A large part of the success or failure of reform hinges on the success or failure of EHR.  Accordingly, the government made the egregious decision to manage the process of building and rolling out a national EHR down at the molecular level.  They have involved themselves at the front-end, at the vendor level, and at the back-end.  The more anxious they become, the more money they waste, adding another guise to get the healthcare providers to take their eyes off the ball.  Five hundred ninety-eight million “we’re just here to help you” dollars.

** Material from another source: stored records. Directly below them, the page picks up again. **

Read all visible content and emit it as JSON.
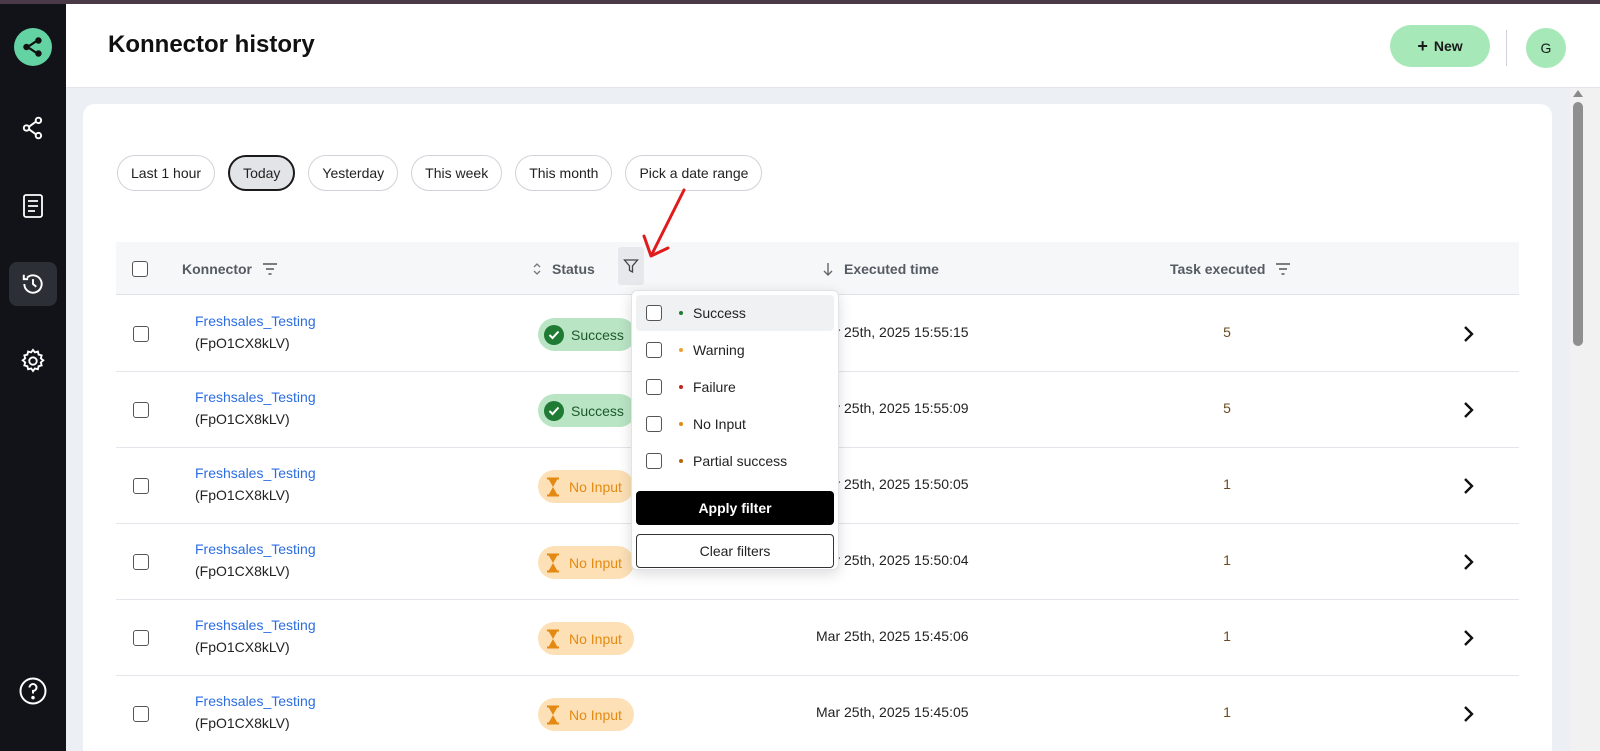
{
  "header": {
    "title": "Konnector history",
    "new_label": "New",
    "avatar_initial": "G"
  },
  "filters": {
    "chips": [
      {
        "label": "Last 1 hour",
        "active": false
      },
      {
        "label": "Today",
        "active": true
      },
      {
        "label": "Yesterday",
        "active": false
      },
      {
        "label": "This week",
        "active": false
      },
      {
        "label": "This month",
        "active": false
      },
      {
        "label": "Pick a date range",
        "active": false
      }
    ]
  },
  "table": {
    "columns": {
      "konnector": "Konnector",
      "status": "Status",
      "executed_time": "Executed time",
      "task_executed": "Task executed"
    },
    "rows": [
      {
        "name": "Freshsales_Testing",
        "id": "(FpO1CX8kLV)",
        "status": "Success",
        "status_type": "success",
        "time": "Mar 25th, 2025 15:55:15",
        "tasks": "5"
      },
      {
        "name": "Freshsales_Testing",
        "id": "(FpO1CX8kLV)",
        "status": "Success",
        "status_type": "success",
        "time": "Mar 25th, 2025 15:55:09",
        "tasks": "5"
      },
      {
        "name": "Freshsales_Testing",
        "id": "(FpO1CX8kLV)",
        "status": "No Input",
        "status_type": "noinput",
        "time": "Mar 25th, 2025 15:50:05",
        "tasks": "1"
      },
      {
        "name": "Freshsales_Testing",
        "id": "(FpO1CX8kLV)",
        "status": "No Input",
        "status_type": "noinput",
        "time": "Mar 25th, 2025 15:50:04",
        "tasks": "1"
      },
      {
        "name": "Freshsales_Testing",
        "id": "(FpO1CX8kLV)",
        "status": "No Input",
        "status_type": "noinput",
        "time": "Mar 25th, 2025 15:45:06",
        "tasks": "1"
      },
      {
        "name": "Freshsales_Testing",
        "id": "(FpO1CX8kLV)",
        "status": "No Input",
        "status_type": "noinput",
        "time": "Mar 25th, 2025 15:45:05",
        "tasks": "1"
      }
    ]
  },
  "status_filter": {
    "options": [
      {
        "label": "Success",
        "dot_color": "#1f7a33"
      },
      {
        "label": "Warning",
        "dot_color": "#f0a030"
      },
      {
        "label": "Failure",
        "dot_color": "#c0231d"
      },
      {
        "label": "No Input",
        "dot_color": "#e48a12"
      },
      {
        "label": "Partial success",
        "dot_color": "#b8660e"
      }
    ],
    "apply_label": "Apply filter",
    "clear_label": "Clear filters"
  },
  "colors": {
    "accent_green": "#a6e8b8",
    "link_blue": "#2b6de0",
    "annotation_red": "#e01b1b"
  }
}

This money could be spent to pay the top EHR vendors to create one set of standards and modify their systems to fit those standards.

Meaningful Use.  Don’t get me started.  How can I fault thee; let me count the ways.  Those tested early for Meaningful Use will be examined less rigorously than those tested later.  This is like the IRS saying that if you file your taxes in February, don’t worry about those silly little math errors.  Healthcare will be the only industry whose software quality assurance check occurs after they pass the fail-safe point, the point of no return.

With good leadership providers should know EHR will pass meaningful use before implementing the system. If they fail to pass Meaningful Use, shame on them.